Аромат зеленого яблока - страница 4



– А мы сегодня утром на скит набрели, – сказала Маша. – Тоже полуразрушенный весь, старый.

– Вероятно, вы набрели на маленькую деревянную часовню, что входит в комплекс Гефсиманского скита, – поправил Виталий Андреевич. – Она действительно пока не отреставрирована.

– А почему здесь так много инвалидов? – снова поинтересовалась Маша. – Мы в поселке нескольких на тележках видели. И на пристани один валялся, как только мы прибыли.

– Их после войны сюда вывезли, – стал рассказывать Виталий Андреевич. – В те годы в городах было очень много калек. Они нищенствовали, попрошайничали. Одним словом, портили вид. – В голосе рассказчика появилась ирония. – А мы мирную жизнь восстанавливали, города отстраивали. Вот их всех собрали и вывезли на Валаам. Организовали Дом инвалидов – он в поселке находится. Они раньше на причал часто выходили. Вернее, прикатывали на своих тележках к прибытию теплоходов. Хорошую милостыню получали от туристов. Потом им и это запретили: впечатление от острова портят, своим видом травмируют отдыхающих. – Виталий Андреевич снова грустно улыбнулся. – Эти, на тележках, еще сами как-то передвигаться могут. А много было таких – без рук, без ног. Их называют «самоварами». В специальных кожаных мешках их подвешивают к потолку – только голова торчит. Санитарки за ними ухаживают, кормят.

– И они что… тоже здесь, на острове? – подавлено спросила Маша.

– Возможно, еще кто-то и остался, – качнул головой Виталий Андреевич. – Умерло много. Времени-то с тех пор сколько прошло…

На ребят этот рассказ произвел большое впечатление. И прозвучал откровением. Некоторое время они сидели притихшие. Машиному воображению представилась огромная комната, наподобие спортзала у них в школе: к потолку подвешено много черных кожаных мешков, а из них торчат бородатые головы «самоваров». Они все кричат, мычат, просят есть, а между ними мечутся медсестры в белых халатах с ложками и кормят их кашей.

После таких мрачных картин чудесный остров для Маши несколько померк. От него повеяло жутковатым холодком. Она подумала: хорошо, что они не пошли в поселок, а то бы непременно увидели бородатых мужиков в мешках.

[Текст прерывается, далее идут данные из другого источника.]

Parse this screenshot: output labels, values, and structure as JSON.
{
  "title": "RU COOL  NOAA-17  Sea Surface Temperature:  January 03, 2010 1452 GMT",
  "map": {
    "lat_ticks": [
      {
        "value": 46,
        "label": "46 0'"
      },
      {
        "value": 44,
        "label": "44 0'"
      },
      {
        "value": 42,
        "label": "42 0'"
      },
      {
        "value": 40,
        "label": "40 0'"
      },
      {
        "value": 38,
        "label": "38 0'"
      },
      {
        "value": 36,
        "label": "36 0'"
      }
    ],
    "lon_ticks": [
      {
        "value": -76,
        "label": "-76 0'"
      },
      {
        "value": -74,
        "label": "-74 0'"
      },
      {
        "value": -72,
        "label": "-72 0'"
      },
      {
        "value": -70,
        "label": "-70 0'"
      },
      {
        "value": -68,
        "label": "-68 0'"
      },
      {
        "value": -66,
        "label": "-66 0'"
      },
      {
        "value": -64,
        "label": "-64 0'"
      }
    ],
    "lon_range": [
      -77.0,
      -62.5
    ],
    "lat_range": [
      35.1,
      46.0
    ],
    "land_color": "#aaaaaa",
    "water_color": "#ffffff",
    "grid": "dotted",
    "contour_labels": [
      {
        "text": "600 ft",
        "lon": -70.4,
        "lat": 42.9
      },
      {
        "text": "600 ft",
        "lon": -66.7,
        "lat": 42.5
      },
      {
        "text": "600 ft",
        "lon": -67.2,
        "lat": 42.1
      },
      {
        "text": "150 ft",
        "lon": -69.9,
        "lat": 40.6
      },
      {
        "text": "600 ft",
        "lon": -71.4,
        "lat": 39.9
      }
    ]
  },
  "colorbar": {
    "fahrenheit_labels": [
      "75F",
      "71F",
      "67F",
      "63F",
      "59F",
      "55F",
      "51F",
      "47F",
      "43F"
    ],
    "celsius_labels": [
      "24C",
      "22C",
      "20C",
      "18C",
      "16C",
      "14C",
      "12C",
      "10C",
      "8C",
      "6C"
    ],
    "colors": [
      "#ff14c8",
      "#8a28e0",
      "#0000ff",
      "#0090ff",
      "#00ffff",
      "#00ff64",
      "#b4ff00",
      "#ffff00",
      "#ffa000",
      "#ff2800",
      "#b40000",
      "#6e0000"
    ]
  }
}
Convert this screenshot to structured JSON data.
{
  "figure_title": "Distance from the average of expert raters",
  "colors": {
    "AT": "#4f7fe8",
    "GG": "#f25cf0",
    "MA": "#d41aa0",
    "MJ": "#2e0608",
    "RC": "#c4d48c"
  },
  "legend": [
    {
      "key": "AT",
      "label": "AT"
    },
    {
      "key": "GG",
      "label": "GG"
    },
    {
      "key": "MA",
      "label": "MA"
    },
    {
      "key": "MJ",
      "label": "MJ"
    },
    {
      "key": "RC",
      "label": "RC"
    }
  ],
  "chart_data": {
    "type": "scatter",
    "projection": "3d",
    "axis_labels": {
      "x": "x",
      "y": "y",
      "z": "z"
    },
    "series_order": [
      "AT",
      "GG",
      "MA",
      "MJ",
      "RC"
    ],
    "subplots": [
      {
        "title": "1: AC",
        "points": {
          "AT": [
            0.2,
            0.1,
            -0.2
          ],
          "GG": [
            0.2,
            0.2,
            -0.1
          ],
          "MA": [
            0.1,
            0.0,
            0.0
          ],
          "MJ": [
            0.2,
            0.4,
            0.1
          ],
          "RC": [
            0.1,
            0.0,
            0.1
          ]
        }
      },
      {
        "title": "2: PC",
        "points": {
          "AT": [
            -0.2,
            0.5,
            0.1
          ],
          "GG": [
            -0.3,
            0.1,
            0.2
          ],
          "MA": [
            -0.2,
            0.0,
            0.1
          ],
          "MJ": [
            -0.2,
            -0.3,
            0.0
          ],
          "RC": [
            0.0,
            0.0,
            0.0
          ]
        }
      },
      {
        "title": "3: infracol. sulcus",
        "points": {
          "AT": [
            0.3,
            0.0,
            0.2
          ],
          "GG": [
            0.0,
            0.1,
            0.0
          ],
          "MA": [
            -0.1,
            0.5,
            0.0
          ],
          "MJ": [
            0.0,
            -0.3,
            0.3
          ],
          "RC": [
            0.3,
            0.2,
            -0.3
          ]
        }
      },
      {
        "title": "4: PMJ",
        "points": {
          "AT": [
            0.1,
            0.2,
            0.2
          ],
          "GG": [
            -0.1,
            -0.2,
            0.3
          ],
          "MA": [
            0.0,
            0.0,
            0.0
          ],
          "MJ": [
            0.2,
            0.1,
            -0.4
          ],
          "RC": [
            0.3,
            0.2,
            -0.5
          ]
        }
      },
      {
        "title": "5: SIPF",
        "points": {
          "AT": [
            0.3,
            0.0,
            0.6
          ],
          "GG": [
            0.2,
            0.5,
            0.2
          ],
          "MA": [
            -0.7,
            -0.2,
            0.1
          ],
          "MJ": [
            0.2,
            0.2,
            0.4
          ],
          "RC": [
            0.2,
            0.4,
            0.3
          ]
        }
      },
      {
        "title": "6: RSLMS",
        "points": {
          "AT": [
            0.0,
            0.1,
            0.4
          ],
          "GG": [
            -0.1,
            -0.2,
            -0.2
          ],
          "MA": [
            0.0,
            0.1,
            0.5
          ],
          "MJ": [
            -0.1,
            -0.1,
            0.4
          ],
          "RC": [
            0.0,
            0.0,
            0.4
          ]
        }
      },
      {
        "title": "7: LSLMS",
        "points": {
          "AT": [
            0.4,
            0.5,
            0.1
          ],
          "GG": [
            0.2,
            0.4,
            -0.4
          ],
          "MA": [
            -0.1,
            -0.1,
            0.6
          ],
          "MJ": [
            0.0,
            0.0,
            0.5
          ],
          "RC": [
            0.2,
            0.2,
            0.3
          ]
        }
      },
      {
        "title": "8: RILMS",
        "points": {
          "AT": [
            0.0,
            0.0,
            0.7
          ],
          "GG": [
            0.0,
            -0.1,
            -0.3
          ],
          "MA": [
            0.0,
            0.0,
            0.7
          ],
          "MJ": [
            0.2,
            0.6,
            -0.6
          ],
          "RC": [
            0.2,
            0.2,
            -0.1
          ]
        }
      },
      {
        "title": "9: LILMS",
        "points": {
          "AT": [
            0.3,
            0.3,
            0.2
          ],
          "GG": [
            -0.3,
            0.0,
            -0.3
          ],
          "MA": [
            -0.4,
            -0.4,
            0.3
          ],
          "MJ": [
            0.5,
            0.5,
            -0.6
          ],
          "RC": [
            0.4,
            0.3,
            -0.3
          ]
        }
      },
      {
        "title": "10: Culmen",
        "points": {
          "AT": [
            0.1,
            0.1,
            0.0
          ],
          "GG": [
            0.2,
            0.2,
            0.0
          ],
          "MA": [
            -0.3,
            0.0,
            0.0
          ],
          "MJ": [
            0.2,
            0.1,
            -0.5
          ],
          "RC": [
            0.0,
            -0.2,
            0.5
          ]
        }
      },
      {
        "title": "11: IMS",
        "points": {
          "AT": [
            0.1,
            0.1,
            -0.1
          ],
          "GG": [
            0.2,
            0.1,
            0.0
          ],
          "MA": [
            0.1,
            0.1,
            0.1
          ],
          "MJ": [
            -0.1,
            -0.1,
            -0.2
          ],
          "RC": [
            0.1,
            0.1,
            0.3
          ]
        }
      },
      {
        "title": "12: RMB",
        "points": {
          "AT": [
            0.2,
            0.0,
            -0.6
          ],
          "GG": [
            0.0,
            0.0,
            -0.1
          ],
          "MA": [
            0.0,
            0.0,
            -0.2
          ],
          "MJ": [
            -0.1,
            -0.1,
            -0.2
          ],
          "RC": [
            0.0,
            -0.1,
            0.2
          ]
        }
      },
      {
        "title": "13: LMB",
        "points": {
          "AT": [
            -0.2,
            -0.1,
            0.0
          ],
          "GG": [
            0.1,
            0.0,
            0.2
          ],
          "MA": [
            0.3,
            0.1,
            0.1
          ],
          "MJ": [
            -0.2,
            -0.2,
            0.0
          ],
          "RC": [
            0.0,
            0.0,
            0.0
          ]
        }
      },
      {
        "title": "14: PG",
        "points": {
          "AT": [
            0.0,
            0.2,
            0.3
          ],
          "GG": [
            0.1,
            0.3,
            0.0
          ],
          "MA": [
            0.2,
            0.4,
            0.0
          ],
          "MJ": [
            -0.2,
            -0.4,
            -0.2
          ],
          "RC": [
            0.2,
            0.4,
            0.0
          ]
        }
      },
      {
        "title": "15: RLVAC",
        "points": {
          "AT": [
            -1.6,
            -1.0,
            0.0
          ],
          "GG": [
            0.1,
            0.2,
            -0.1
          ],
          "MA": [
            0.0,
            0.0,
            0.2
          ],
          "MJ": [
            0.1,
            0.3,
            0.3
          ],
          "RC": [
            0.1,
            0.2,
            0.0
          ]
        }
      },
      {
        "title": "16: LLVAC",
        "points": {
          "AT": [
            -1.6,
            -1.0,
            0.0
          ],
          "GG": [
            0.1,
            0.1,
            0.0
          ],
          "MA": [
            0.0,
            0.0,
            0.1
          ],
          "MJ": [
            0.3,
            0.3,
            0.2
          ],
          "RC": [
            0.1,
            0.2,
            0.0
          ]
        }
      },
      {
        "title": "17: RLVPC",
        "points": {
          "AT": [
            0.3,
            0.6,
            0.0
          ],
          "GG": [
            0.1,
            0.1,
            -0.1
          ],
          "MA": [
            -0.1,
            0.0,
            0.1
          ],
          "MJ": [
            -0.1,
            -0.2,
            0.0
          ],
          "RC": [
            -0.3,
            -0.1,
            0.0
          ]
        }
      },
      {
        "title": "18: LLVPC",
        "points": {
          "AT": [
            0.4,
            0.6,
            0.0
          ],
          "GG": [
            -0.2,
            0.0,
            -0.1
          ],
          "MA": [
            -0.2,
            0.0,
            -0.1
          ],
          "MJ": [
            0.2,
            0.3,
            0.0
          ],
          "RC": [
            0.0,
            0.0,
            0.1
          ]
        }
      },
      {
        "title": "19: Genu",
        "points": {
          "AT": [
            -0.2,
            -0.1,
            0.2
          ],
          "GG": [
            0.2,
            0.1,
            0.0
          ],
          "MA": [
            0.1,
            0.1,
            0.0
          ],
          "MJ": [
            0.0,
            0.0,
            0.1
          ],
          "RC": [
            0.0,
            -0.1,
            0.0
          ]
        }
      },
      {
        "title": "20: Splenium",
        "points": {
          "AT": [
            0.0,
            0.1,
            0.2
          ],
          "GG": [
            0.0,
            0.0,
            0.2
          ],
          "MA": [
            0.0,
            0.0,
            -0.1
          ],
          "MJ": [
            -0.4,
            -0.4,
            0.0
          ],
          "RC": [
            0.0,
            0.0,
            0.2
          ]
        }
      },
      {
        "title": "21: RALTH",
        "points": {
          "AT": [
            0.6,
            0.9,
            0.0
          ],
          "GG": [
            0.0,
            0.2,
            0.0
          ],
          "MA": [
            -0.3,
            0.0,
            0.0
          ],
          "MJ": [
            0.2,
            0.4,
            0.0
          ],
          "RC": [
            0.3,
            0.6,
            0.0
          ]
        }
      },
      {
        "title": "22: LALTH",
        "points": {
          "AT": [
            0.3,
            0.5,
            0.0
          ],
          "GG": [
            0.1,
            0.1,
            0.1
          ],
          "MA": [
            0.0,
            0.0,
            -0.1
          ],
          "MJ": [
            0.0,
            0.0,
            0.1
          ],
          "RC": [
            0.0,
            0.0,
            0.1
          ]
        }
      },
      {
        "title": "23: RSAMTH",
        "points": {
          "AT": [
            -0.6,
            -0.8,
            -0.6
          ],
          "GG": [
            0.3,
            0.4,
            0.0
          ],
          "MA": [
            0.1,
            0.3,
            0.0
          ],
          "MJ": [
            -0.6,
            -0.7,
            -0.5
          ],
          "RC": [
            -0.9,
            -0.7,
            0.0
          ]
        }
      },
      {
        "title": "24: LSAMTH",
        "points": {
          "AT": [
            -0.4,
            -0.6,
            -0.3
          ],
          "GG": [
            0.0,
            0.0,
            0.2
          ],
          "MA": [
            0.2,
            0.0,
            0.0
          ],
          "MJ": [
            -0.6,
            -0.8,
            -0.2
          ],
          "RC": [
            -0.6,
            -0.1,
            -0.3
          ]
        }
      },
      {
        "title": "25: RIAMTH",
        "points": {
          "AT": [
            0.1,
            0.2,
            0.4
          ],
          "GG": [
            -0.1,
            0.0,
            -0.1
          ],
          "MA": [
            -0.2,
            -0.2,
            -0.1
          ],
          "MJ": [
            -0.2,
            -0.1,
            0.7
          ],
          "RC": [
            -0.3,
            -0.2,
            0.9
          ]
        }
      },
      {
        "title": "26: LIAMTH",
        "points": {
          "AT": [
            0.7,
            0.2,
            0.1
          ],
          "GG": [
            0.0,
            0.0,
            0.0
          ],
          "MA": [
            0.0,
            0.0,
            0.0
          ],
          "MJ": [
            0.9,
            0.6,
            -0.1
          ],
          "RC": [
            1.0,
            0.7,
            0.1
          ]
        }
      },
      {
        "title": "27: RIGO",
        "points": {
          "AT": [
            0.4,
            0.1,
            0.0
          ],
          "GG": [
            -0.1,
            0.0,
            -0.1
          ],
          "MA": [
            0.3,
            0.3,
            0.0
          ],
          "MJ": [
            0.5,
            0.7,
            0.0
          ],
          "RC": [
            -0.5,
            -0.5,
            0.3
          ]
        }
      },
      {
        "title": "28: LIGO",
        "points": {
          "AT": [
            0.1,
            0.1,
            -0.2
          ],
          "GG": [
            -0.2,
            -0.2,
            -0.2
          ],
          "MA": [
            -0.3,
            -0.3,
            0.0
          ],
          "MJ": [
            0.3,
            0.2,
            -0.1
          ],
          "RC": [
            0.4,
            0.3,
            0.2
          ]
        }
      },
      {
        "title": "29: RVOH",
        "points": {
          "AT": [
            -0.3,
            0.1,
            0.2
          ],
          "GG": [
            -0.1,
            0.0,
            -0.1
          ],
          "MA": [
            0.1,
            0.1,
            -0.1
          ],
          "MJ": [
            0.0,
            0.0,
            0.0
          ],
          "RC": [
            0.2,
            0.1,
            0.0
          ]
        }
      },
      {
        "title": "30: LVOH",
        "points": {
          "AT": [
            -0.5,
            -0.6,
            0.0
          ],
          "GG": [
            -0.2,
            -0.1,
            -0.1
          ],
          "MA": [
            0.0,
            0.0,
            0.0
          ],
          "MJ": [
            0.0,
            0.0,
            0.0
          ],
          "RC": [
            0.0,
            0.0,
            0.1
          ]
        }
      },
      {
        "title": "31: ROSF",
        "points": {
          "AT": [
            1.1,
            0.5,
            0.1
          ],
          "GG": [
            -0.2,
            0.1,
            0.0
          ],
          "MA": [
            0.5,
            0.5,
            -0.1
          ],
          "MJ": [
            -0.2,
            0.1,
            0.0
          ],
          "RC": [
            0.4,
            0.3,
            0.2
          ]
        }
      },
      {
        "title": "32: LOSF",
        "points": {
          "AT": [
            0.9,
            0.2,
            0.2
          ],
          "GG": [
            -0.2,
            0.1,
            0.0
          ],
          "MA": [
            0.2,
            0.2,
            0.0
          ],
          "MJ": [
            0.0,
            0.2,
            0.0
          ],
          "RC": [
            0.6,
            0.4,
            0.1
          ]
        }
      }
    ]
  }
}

Впрочем, никакие страсти-мордасти не помешали Маше с нетерпением ждать времени после ужина, когда они с Димой останутся вдвоем.

Дима зашел за ней в каюту, и они отправились на танцы, устроенные, как вчера, на верхней палубе. Музыка гремела во всю.

Увезу тебя я в тундру,
Увезу к седым снегам.
Белой шкурою медвежьей
Брошу их к твоим ногам.

Танцевали только медленные танцы, и только вдвоем. Среди танцующих Маша увидела Толика. Он хорошо ей улыбнулся и оценивающим взглядом окинул Диму. Маша подумала, что захоти она, и Толик был бы ее. Но Дима ей нравился больше.

Он нежно обнимал ее за талию, а она, положив ему руки на плечи, уткнулась в его темно-коричневую кофту.

Всё пройдет:
И печаль, и радость.

элегически вещал Боярский, -

Только то, что пройдет,
Забывать не надо.

Маша смотрела поверх Диминого плеча на танцующих и думала о Диме. Он не похож ни на кого из ее прежних знакомых. Ни на тех, с кем она знакомилась на танцах в местном Дворце культуры, ни, тем более, на заводских ребят. Те были вечно в каких-то затрапезных серых костюмах, вытянувшихся свитерах, часто с немытыми волосами. В них было что-то беспросветное, неинтересное. Ей никто не нравился. Маша готовила себя к студенческой жизни, считая, что именно там у нее всё начнется. И вот внепланово возник Дима. Ленинградец, один у родителей. Чистенький, аккуратненький. Светлые брючки, свитерок с выпущенным поверх него воротничком белой рубашки, и эта грубой вязки кофта вместо унылого опостылевшего пиджака. И копна светлых волос. А какие голубые глаза были у него сегодня утром, когда они гуляли по острову. И как приятно от него пахнет яблоком. И как нежно он ее сейчас обнимает… И Маша призналась себе, что с нетерпением ждет диванчика.